# Salt cured meats like prosciutto, lardo, bresaola, capicola, guanciale and soppressata



## threemuch (Apr 29, 2015)

How is it that prociutto and sopressata is hung in the danger zone for months, even years, and not be dangerous with nitrite/nitrate free cure?  

We do our own prociutto and have never had an issue, but the more I know about food safety, it seems we are taking a (small?) risk.  In fact, one year we boned the hams prior to cure to avoid dealing with the bone when post cure.  That was a big risk, and I didn't even know it.

For prociutto, I guess I can understand that if you don't bone out the ham, you have a solid muscle which could only have spores on the outside, and the oxidized and molded outside is completely cut away post cure, and then post cure, we refridgerate or freeze.  So that seems pretty low risk to me.

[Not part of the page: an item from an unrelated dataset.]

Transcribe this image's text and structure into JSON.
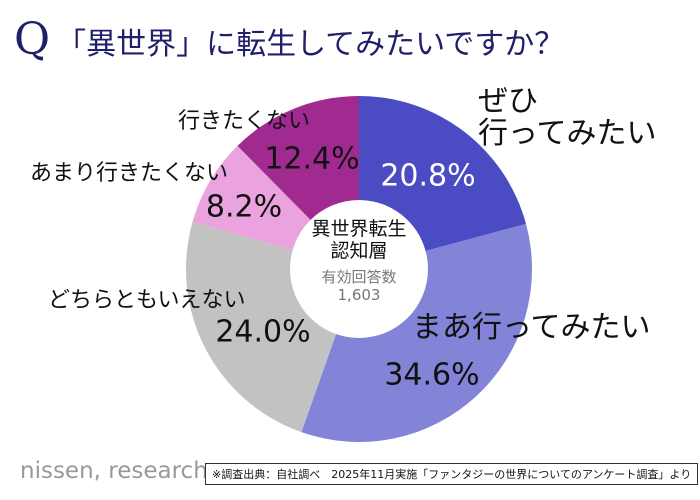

But sopressata and other sausages?  That's ground meat.  Now those spores are distributed throughout.  I don't think I will ever eat that stuff again unless it was cured with nitrate/nitrite.


----------



## timberjet (Apr 29, 2015)

Fermentation.


----------



## atomicsmoke (Apr 29, 2015)

For sausages that are not fermented...it's a combination of factors: salt, low temps, low water content (not at the beginning).

For whole muscle...the spores you are referring too don't germinate on the outside of hung meat.


----------